Deep learning-based boundary effect filtering for nanometric roughness of diamond-turned micro-structured surface

Abstract

The functional performance of micro-structured surfaces manufactured by diamond turning is closely related to their nanometric surface roughness. Evaluating the surface roughness is crucial for determining the workpiece’s functionalities. However, conventional filters like wavelet and Gaussian filters can result in a boundary effect that affects the evaluation result when extracting surface roughness from micro-structured surface. To eliminate this boundary effect, a filter that combines deep learning with spectrum analysis for extracting nanometric surface roughness from micro-structured surfaces is proposed. First, the theoretical modeling of the method used for micro-structured surface filtering which contains spectrum analysis and deep learning structure is described in detail. Second, diamond turning experiment based on the designed micro-structured surface is performed for verifying the proposed method. Finally, the nanometric surface roughness without boundary effect is obtained by the proposed method and the filtering result is compared with the one obtained by the traditional filter.

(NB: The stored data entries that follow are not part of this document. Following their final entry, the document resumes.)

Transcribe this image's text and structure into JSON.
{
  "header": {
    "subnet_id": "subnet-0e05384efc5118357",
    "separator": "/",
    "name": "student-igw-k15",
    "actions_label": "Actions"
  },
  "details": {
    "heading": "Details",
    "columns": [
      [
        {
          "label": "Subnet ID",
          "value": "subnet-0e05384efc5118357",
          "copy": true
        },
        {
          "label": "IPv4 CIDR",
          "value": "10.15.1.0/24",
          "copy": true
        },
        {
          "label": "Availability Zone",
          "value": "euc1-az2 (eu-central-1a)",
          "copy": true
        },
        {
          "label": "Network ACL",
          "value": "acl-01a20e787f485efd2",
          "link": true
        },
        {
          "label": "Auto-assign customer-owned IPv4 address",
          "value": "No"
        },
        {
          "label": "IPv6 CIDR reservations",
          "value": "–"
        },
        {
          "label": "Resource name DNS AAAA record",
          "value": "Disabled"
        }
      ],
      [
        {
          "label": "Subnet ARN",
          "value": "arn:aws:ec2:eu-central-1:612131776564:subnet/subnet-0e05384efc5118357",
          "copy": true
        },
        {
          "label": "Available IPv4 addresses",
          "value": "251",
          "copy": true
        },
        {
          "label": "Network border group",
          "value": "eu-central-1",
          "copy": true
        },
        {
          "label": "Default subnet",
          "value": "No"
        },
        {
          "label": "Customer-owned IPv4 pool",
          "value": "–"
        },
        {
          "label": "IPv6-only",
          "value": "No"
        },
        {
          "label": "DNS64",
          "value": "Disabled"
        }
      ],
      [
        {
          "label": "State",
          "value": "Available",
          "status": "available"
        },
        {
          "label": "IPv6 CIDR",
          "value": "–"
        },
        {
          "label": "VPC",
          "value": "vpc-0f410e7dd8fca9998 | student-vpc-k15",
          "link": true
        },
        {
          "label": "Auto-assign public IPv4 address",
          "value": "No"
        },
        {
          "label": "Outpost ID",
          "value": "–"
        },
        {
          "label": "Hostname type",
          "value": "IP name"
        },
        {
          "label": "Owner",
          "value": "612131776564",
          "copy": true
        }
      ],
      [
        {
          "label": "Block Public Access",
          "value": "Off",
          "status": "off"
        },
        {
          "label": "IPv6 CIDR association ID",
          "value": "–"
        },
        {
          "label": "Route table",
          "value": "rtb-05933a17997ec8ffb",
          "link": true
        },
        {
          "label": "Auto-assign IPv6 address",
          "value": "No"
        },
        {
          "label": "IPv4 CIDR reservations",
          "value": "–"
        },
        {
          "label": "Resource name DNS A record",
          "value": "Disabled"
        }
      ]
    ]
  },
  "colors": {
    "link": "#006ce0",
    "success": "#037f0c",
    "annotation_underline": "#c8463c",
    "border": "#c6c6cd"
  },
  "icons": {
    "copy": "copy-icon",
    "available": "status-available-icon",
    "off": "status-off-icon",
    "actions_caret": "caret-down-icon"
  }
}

The result not only shows that the proposed method can achieve effective extraction for nanometric surface roughness, but also the values of the evaluation parameters are accurate and reliable compared with those obtained by the Gaussian regression filter which has the boundary effect. Significantly, the proposed method could fundamentally eliminate the boundary effect, thus improving the evaluation for nanometric surface roughness of micro-structured surface.